Sebagai contoh, dalam bukunya Orientalism, Edward Said menunjukkan bahwa teks orientalis “berkembang dengan bentuk-bentuk yang digambarkan oleh halaman-halaman buku dan majalah berbahasa Arab dalam analisis tingkat kedua yang ditulis oleh orang Arab sendiri tentang akal Arab dan Islam.” Artinya, bahkan suara-suara Arab pun terkadang turut, sadar atau tidak sadar, dalam memproduksi pemikiran yang bergantung dan mengulang citra-citra stereotip yang dibuat oleh para orientalis.
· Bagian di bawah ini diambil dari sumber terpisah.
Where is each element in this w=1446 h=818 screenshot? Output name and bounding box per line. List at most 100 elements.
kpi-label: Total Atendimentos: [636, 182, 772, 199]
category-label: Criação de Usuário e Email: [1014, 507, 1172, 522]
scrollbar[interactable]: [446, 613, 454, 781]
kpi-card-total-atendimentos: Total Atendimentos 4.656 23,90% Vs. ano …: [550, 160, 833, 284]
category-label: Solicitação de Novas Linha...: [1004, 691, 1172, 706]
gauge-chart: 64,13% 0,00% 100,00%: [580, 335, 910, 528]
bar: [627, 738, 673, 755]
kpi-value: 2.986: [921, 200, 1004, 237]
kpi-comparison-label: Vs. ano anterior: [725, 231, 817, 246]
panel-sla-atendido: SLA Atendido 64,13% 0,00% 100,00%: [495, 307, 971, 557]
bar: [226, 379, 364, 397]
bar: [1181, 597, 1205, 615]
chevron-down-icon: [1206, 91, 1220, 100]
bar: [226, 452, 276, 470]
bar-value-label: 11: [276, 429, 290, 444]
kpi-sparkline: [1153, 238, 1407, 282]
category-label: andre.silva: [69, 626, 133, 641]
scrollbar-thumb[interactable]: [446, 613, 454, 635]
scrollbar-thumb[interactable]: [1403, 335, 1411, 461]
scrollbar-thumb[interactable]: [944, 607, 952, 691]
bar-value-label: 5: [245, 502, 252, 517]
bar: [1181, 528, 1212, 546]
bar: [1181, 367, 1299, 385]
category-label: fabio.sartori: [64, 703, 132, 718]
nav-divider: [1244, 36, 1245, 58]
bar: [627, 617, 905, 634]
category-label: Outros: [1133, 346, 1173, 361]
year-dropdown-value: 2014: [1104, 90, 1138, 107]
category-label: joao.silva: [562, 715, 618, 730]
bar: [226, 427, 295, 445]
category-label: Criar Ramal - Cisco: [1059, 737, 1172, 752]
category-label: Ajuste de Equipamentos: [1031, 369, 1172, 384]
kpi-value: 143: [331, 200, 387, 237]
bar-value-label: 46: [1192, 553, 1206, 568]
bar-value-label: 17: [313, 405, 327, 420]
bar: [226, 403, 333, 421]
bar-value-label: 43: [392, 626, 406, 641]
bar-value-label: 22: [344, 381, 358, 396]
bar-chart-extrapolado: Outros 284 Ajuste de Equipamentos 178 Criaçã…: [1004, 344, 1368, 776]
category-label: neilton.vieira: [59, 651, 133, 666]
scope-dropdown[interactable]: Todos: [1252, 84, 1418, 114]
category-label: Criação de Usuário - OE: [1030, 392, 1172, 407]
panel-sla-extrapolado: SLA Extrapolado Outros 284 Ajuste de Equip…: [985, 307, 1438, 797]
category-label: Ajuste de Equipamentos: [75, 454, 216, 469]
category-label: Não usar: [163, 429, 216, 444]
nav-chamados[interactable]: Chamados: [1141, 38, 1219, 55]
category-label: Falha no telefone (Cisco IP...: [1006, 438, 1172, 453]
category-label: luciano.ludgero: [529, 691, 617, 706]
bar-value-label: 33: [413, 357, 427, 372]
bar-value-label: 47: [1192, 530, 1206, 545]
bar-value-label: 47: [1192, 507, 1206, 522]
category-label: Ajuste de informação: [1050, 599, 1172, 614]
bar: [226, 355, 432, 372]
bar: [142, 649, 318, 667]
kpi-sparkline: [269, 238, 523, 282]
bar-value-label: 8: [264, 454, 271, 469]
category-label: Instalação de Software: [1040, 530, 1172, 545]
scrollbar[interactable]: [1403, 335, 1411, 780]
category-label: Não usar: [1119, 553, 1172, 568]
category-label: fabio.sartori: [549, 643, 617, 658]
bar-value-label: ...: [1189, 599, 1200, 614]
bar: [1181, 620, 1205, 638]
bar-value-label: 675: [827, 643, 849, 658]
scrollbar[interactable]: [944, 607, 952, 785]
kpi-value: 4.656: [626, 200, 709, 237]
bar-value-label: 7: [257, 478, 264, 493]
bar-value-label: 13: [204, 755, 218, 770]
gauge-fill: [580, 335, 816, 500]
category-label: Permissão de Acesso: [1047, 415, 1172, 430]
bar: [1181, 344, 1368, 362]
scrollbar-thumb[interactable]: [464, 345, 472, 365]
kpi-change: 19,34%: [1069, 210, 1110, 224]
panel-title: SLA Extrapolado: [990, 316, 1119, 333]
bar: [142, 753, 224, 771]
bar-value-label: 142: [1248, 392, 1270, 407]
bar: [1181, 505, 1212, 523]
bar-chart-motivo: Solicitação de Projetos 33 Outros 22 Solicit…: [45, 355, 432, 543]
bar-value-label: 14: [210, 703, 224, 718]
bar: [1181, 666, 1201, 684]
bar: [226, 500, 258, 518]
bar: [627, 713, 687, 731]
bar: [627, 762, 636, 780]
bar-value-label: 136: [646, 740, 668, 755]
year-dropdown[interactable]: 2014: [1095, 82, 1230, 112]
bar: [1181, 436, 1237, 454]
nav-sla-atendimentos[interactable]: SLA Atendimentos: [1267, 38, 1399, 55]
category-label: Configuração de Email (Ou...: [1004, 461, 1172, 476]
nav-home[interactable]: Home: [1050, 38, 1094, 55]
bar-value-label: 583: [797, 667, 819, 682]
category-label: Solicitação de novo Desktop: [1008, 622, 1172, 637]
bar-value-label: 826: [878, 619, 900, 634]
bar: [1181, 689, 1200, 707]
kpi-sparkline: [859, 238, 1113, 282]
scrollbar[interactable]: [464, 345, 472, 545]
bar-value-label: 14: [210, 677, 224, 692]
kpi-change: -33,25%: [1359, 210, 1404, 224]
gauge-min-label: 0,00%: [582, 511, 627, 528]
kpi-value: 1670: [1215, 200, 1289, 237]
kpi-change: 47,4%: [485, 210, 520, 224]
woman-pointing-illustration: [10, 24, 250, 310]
Lebih dari seratus tahun telah berlalu sejak puisi Kipling ditulis, dan Amerika Serikat belum juga melepaskan ideologi “kebapakannya” yang mengatasnamakan “membebaskan bangsa-bangsa” melalui sistem perwalian dan kolonialisme, meski telah berulang kali gagal — terakhir dalam perang Irak dan Afghanistan.
Pada 29 September, Presiden Amerika Serikat Donald Trump mengumumkan rencananya untuk mengakhiri perang Israel di Gaza. Tokoh utama dalam rencana itu, secara ironis, adalah orang yang dulu ikut bersama Washington menyerang Irak demi menyebarkan kebebasan di Timur Tengah dua dekade silam: mantan Perdana Menteri Inggris Tony Blair.
Trump mengumumkan rencananya sebagai peristiwa luar biasa yang diyakini mampu membawa perdamaian abadi di Timur Tengah. Ia mengusulkan agar Jalur Gaza ditempatkan di bawah “perwalian internasional”, mirip sistem protektorat dan mandat Britania di masa lalu, serta mengumumkan pembentukan sebuah badan bernama Dewan Perdamaian (Peace Council), di mana Blair akan memimpin Gaza selama masa transisi, sementara Trump sendiri akan menjadi ketua dewan tersebut.
Trump kembali pada logika Kipling: kolonialisme dijadikan sebagai pengorbanan heroik yang pantas mendapatkan penghargaan perdamaian internasional, di mana bangsa-bangsa kulit putih harus “mengirim anak-anaknya” untuk hidup di negeri asing demi melayani bangsa-bangsa jajahan — seolah-olah bangsa-bangsa itu tidak layak dan tidak mampu berdiri sendiri.
Zaman utusan internasional untuk perdamaian dan negosiasi telah berakhir, dan dimulailah masa “gubernur tinggi” di kawasan — sosok yang memegang kekuasaan de facto secara politik, keamanan, bahkan budaya. Perubahan ini, yang tampak seolah hanya dimulai dengan Blair, akan menyeret rangkaian perubahan lain yang menempatkan kawasan ini pada situasi yang amat berbahaya.
Redaktur urusan global Sam Kelly, dalam artikelnya di surat kabar Inggris The Independent pada 30 September lalu, menulis bahwa butir-butir rencana licik ini akan mengubah Jalur Gaza menjadi sebuah “koloni” yang diperintah oleh Trump dan dikelola oleh Tony Blair sebagai “gubernur”. Adapun “Dewan Perdamaian Trump” tidak lain hanyalah “tipu daya kolonial” yang berujung pada peneguhan dominasi Israel yang lebih luas atas kehidupan dan kehendak rakyat Palestina.